For this class of problems, reductions typically require modifying the input Turing machine code <M> to create code for a new Turing machine <M'> which does pretty much the same thing as M except that

- When M would have halted, M' first does behavior B before halting, and
- M' never accidently does behavior B while it's computing.

Typical examples of this type of reduction are the proofs for
L_{111} and L_{x}
on the
additional examples page
In that example, we ensure that M' can never accidently print three
ones in a row by replacing every instance of 1 in its code by
a new character 1'.

Decidable behavior properties normally restrict the Turing machine's behavior in a way that significantly cripples it.
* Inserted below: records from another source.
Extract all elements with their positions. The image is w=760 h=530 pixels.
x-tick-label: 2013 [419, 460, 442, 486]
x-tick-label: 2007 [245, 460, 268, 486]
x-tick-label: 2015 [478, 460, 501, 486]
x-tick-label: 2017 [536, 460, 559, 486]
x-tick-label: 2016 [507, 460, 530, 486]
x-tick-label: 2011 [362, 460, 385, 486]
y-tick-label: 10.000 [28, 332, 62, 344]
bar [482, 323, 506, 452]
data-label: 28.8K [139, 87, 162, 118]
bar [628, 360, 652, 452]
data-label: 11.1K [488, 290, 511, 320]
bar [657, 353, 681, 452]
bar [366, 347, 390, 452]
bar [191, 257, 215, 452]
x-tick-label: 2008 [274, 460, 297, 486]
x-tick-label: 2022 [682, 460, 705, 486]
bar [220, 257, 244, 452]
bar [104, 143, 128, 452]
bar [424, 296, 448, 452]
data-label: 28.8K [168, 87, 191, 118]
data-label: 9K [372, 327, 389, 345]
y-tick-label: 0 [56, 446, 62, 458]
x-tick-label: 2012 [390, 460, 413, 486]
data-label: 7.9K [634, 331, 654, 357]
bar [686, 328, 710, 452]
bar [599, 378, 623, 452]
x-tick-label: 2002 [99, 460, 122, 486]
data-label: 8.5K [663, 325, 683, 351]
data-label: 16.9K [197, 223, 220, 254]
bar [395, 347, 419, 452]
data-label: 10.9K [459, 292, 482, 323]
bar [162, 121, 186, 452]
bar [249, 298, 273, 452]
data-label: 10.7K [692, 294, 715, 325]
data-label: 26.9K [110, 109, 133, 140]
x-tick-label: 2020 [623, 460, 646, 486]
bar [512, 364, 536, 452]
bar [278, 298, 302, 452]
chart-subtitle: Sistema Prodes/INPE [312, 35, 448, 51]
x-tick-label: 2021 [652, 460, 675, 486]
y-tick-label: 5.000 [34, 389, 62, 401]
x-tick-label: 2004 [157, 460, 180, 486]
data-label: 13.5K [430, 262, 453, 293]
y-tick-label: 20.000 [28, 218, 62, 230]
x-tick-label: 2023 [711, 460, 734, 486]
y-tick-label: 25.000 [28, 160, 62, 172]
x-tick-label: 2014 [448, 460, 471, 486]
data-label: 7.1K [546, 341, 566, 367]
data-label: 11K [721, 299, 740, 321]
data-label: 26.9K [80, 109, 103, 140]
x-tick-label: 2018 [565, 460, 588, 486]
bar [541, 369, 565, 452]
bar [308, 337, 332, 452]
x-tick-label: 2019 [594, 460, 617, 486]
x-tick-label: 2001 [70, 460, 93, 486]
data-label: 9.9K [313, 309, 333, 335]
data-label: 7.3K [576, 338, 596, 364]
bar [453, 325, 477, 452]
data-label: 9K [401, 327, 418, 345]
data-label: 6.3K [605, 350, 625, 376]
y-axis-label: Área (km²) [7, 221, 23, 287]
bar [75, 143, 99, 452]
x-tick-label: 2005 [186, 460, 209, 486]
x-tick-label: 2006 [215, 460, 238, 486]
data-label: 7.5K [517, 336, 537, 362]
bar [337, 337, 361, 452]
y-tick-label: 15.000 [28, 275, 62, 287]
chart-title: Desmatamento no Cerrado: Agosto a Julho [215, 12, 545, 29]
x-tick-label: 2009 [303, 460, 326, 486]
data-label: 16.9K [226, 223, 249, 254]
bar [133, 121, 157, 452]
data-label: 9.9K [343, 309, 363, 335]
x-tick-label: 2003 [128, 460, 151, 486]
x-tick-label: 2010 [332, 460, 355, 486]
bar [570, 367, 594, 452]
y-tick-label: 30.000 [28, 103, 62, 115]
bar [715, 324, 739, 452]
For an example of a decidable Turing machine behavior, consider the language L = {<M> : M never moves left on input "UIUC"}. L is decidable, because Turing machines that never move left are so crippled that they either halt very quickly, or not at all.

Specifically, if a Turing machine M never moves left, it reads through the whole input, then starts looking at blank tape cells. Once it is on the blank part of the tape, it can cycle through its set of states. But after |Q| moves, it has run out of distinct states and must be in a loop. So, if you watch M for four moves (the length of the string "UIUC") plus |Q|+1 moves, it has either halted or its in an infinite loop.

Therefore, to decide L, you run the input Turing machine for |Q|+5 moves. After that many moves, it has either

- moved left (in which case you reject), or
- has halted or gone into an infinite loop without ever moving left (in which case you accept).

This algorithm is a decider (not just a recognizer) for L, because it definitely halts on any input Turing machine M.